Effectively communicate and troubleshoot an upgrade failure

When you're dealing with an upgrade failure, it's extremely important to not only communicate with end users and management, but also to understand the limitations of backups.

In an ideal situation, computer systems and applications would always work as intended. A conflict or upgrade failure wouldn't occur and patches would work smoothly and never cause any issues. While that's the goal, we have to face facts and realize that, unfortunately, it's just not the case today. Not everything is doom and gloom, though; with some tips and best practices to help you survive an upgrade failure, there is hope. A key thing to remember about upgrades is that they aren't patches. This might be common sense to IT people, but end users and management don't always understand the difference. While both upgrades and patches can cause issues, often the upgrade takes much longer, involves more extensive changes and has higher labor and software costs. Upgrades also carry more risk.
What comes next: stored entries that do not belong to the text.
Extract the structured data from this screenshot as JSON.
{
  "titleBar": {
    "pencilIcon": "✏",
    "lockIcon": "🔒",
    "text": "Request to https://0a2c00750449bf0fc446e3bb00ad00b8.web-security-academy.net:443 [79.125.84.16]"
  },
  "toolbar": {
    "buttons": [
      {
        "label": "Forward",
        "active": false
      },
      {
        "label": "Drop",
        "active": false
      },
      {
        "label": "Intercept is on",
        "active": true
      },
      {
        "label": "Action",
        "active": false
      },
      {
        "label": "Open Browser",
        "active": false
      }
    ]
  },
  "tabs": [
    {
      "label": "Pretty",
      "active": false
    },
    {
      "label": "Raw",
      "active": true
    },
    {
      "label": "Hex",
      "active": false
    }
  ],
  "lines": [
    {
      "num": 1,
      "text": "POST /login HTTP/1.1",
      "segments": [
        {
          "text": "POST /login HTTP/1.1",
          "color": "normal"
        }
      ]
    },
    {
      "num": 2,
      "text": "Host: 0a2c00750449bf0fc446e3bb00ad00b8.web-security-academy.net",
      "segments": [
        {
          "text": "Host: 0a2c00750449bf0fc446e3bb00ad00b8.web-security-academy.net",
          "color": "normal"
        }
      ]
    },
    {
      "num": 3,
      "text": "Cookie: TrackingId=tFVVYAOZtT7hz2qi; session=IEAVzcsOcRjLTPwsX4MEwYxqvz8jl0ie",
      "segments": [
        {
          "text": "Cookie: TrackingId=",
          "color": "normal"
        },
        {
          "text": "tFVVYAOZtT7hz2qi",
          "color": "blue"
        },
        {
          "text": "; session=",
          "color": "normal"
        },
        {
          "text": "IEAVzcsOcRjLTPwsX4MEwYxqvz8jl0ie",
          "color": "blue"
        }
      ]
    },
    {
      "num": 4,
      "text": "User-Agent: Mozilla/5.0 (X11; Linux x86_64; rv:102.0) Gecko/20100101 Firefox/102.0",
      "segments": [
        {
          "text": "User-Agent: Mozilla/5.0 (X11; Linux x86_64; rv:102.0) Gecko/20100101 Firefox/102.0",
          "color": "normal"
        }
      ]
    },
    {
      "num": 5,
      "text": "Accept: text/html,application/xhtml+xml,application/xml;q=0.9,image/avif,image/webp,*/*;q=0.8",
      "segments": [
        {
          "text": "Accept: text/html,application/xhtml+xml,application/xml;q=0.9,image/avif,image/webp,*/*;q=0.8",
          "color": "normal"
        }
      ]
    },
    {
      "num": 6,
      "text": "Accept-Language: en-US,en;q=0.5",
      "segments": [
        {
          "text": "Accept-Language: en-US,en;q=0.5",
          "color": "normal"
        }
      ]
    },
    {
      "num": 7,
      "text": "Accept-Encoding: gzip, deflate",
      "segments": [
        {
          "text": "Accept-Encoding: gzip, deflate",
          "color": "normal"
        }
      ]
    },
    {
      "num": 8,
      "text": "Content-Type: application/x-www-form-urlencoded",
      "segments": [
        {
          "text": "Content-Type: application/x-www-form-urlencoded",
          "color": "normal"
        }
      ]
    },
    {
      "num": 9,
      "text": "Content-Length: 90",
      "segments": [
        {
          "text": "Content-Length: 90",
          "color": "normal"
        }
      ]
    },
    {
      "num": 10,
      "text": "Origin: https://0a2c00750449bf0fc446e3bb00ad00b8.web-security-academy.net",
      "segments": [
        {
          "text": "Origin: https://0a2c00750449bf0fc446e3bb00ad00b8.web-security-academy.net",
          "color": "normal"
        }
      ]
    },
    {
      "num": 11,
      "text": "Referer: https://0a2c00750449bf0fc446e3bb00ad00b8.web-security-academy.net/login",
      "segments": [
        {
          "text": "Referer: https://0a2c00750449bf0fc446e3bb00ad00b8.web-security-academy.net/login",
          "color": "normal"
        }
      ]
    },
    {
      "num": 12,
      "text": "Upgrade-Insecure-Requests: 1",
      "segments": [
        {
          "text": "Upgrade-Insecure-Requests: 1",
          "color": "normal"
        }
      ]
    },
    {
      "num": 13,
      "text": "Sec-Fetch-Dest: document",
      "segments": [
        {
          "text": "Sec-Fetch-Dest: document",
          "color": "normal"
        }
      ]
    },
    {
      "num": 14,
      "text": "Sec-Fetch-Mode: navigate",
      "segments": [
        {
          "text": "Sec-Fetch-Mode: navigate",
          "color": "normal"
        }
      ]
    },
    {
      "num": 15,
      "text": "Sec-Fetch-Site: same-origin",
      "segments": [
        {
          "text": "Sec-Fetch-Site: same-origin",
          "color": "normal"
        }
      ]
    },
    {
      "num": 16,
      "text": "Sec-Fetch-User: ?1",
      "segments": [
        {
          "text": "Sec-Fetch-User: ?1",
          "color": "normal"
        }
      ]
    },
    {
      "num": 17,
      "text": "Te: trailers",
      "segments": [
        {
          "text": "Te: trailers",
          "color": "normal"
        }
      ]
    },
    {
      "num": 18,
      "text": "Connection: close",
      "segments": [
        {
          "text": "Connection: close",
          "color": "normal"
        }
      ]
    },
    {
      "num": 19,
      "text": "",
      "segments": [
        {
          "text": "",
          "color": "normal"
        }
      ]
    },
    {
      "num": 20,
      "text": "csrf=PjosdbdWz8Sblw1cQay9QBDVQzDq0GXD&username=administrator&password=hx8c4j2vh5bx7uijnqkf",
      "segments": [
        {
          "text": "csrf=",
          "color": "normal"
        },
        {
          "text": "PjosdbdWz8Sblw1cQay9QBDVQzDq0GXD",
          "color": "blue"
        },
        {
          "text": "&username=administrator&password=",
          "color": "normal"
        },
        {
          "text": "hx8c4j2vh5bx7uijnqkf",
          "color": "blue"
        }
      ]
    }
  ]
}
The importance of communication

Communication is the first and most important step of an upgrade. The more informed your organization is ahead of time, the easier it becomes to handle an upgrade failure. Now, the key is to not overwhelm users and management with all of the technical details, as that will cause blank stare syndrome. Rather than outlining the details of the technical piece, ensure they understand the scope of what will be done from their point of view. Going over the steps needed to upgrade data center hardware isn't the same as telling them that the main application(s) they use will be offline. When you draft your communication to users and executives, put yourself in their shoes and frame the explanation for them. As the old motto goes, always remember your audience, even in IT.

In the best case scenario, your backup is used to restore a missing or corrupt file. In the worst case scenario, you have to restore an entire server.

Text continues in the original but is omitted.